DevSecOps, Cloud Security

42Crunch-Cisco collaboration to focus on API security

A visitor tries out a tablet next to a cloud computing symbol at the 2013 CeBIT technology trade fair on March 5, 2013, in Hanover, Germany. Today’s columnist, Josh Stella of Snyk, lays out five fundamentals of cloud security.
(Photo by Sean Gallup/Getty Images)

42Crunch kicked off KubeCon in San Francisco on Monday by announcing a collaboration with Cisco to offer the developer community APIClarity, a new API visibility and security tool that promises to help enterprises fortify their cloud protection.
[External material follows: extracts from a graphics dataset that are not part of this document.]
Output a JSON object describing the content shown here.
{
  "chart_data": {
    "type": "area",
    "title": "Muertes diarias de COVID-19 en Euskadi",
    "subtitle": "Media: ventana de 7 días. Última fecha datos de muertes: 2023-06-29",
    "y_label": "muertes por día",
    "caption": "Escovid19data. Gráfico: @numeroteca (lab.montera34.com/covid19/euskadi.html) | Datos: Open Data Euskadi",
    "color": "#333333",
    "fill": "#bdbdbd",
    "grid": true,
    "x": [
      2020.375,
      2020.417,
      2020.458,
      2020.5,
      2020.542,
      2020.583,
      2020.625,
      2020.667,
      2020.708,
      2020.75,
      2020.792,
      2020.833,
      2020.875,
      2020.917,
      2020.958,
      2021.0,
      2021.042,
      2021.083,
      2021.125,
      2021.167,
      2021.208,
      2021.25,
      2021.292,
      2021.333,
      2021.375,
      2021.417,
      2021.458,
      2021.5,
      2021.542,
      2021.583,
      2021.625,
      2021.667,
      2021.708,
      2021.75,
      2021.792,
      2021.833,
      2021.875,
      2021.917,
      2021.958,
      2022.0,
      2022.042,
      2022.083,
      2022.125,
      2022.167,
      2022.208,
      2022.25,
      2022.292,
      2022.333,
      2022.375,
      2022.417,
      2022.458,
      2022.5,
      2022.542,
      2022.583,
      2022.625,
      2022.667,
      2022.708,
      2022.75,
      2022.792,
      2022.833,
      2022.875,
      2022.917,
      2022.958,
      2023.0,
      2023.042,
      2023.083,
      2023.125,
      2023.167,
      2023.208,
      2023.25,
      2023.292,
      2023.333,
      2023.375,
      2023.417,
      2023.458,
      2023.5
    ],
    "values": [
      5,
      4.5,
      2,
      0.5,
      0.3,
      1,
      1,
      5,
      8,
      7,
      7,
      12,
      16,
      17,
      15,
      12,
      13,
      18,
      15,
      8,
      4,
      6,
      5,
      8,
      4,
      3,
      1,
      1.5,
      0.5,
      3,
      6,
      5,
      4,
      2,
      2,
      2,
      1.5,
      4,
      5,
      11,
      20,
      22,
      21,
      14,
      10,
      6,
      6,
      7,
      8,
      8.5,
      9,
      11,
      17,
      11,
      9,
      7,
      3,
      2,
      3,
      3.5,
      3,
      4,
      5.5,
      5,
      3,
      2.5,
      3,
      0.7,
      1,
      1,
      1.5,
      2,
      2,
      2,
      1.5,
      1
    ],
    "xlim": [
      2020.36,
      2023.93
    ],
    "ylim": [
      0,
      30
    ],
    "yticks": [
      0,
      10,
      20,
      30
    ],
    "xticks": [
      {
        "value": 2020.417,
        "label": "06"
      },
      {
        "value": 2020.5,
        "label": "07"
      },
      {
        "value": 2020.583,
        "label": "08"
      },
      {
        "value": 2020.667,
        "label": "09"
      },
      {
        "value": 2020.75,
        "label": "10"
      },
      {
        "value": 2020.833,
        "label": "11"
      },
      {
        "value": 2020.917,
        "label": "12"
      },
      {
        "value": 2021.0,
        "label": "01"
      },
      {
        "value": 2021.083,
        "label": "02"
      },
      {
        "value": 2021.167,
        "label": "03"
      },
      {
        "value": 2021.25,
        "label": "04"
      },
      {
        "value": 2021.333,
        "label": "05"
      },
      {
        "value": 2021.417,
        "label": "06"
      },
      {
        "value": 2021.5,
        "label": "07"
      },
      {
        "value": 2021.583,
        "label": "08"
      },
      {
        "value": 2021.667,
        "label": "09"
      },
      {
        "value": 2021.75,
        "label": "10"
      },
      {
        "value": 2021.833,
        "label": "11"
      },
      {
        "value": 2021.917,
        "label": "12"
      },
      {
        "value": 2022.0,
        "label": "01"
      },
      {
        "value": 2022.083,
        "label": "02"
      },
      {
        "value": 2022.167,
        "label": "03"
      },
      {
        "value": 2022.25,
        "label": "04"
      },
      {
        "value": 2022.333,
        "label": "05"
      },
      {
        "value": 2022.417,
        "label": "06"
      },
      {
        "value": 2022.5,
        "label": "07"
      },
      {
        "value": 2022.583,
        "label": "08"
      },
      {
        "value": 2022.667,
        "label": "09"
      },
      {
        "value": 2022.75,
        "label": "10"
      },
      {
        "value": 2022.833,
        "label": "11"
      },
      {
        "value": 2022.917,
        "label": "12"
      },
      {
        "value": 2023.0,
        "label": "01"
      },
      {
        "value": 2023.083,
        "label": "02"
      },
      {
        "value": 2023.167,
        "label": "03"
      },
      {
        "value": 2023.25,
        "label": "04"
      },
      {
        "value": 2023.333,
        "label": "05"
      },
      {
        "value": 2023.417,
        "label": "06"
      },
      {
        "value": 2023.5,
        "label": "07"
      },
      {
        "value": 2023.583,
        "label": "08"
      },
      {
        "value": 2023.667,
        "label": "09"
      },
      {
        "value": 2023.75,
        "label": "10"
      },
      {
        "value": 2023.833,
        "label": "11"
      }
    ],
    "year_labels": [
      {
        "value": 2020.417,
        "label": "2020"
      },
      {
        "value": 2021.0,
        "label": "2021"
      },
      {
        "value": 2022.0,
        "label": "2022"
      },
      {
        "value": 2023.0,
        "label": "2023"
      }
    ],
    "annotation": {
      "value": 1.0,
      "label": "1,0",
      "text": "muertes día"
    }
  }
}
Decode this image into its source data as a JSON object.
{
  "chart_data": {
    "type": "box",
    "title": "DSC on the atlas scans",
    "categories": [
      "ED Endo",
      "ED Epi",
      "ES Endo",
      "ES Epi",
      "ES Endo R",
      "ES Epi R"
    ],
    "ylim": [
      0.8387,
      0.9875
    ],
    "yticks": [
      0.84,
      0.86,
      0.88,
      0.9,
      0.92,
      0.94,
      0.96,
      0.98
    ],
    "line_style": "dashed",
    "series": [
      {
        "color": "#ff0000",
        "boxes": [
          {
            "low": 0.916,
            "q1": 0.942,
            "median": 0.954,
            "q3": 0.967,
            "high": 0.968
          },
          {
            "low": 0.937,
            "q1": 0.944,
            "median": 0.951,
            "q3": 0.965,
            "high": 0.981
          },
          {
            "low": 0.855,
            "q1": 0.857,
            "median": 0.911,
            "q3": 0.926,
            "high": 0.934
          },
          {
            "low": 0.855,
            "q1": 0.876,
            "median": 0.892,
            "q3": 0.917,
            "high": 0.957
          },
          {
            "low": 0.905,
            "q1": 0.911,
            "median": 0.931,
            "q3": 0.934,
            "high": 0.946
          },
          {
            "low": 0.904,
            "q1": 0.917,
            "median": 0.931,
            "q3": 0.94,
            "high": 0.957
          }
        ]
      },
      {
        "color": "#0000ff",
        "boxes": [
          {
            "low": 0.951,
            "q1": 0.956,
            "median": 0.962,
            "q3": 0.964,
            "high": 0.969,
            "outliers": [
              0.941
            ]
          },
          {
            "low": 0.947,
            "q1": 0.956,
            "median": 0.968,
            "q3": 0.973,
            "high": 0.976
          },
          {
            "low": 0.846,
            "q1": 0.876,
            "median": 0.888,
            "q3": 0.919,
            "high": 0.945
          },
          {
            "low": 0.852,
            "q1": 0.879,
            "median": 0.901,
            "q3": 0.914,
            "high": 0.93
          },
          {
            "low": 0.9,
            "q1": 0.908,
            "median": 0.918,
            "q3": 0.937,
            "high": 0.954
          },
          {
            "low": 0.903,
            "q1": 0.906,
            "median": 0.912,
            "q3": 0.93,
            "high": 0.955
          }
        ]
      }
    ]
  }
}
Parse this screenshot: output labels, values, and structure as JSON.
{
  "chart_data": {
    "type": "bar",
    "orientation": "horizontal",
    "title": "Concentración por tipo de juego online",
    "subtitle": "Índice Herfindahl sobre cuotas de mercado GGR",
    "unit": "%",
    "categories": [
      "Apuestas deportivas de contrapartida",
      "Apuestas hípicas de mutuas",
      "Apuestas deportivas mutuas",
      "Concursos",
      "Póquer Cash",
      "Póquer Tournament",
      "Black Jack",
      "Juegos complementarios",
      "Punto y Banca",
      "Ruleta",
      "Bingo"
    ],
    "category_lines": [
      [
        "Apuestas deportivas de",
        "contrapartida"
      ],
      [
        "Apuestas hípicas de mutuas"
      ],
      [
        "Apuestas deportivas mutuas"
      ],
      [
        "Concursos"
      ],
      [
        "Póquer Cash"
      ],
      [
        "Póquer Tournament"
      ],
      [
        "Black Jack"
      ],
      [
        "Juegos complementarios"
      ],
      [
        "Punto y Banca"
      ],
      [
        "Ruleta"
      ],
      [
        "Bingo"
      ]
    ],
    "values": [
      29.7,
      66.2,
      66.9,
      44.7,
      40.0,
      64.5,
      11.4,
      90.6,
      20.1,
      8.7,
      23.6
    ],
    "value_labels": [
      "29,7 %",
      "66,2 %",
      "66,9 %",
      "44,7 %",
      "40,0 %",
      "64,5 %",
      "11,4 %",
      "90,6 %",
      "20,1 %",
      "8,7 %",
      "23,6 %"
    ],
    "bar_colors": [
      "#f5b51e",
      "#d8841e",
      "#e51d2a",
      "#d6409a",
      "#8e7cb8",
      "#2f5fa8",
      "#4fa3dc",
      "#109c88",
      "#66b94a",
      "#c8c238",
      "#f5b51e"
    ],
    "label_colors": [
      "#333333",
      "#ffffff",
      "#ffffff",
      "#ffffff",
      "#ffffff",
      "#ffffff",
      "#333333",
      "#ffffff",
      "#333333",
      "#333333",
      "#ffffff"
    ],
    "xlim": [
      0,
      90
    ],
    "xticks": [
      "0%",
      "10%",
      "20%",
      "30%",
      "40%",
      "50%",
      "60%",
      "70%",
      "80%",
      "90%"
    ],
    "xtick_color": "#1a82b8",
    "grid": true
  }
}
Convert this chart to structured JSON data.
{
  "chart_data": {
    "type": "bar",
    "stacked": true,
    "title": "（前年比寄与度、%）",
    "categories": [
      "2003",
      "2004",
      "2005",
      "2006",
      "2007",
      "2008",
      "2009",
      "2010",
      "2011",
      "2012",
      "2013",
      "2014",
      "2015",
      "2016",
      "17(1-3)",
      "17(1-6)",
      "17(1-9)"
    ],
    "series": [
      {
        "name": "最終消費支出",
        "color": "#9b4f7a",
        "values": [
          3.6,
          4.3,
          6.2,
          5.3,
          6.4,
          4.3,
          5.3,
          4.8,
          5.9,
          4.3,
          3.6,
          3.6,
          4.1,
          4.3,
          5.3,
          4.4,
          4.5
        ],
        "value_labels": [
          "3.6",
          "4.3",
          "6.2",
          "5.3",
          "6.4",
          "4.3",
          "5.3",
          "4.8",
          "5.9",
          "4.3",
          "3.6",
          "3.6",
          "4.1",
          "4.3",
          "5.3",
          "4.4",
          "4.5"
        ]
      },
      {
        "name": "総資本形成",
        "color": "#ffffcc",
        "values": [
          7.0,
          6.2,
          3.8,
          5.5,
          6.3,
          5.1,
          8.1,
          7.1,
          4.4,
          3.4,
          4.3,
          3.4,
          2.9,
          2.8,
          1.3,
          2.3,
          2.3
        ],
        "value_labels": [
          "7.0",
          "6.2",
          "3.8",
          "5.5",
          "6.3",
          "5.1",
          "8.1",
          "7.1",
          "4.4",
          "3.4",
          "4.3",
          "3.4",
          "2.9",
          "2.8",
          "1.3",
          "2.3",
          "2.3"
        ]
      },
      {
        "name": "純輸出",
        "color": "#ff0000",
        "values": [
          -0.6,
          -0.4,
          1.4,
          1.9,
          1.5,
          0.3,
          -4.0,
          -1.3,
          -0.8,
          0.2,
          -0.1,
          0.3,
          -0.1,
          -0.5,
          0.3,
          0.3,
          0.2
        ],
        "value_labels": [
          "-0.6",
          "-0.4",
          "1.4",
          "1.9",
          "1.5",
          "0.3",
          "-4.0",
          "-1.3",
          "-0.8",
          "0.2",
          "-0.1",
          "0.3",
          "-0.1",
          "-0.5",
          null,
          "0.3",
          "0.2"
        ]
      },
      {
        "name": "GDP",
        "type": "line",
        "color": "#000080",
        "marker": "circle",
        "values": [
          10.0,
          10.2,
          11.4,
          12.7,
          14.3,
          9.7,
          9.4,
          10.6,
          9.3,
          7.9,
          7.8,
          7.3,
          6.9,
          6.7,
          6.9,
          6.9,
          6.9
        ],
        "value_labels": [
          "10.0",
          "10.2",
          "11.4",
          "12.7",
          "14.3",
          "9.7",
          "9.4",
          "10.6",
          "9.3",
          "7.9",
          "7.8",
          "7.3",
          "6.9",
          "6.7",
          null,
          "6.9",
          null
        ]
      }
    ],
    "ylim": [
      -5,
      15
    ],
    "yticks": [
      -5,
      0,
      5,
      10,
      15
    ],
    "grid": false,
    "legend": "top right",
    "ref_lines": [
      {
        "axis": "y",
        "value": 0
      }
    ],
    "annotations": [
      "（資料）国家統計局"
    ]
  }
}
APIs have increasingly become a favorite target for hackers seeking to compromise cloud environments with malware such as cryptojacking and ransomware. 42Crunch and Cisco aim to address these threats by advocating a “shift-left” approach to API security and discovery that empowers developers to code protection into the API build process.

The two companies believe there’s a real need for this in the marketplace, pointing to a recent study by IBM which found that two-thirds of cloud breaches are attributed to misconfigured APIs.

Ideally, organizations should be proactive with security — rather than reactive — and the same holds true for API security, said Ryan Kennedy, application security consultant at nVisium.

“Leveraging existing standards such as OpenAPI to enforce best practices early on in the API design process will empower developers to secure APIs — without introducing too much friction in the development process,” Kennedy said. “In principle, security issues and misconfigurations should be addressed and caught early on — where both the time and technical costs to remediate issues is less than later on in the API design lifecycle.”

Frank Dickson, vice president for security and trust at IDC, added that the cloud benefits organizations because they can entrust the cloud provider to be increasingly responsible for securing applications. IaaS removes the worries of infrastructure, network and virtualization. PaaS manages the operating system, and SaaS secures the application. 

“However, even with SaaS, we always own responsibility for managing identity and date, and the frontline of that protection is the API,” Dickson said. “Organizations are quickly realizing that it's critical to discover, manage and secure APIs because the failure of a single API may bring an organization to its knees.”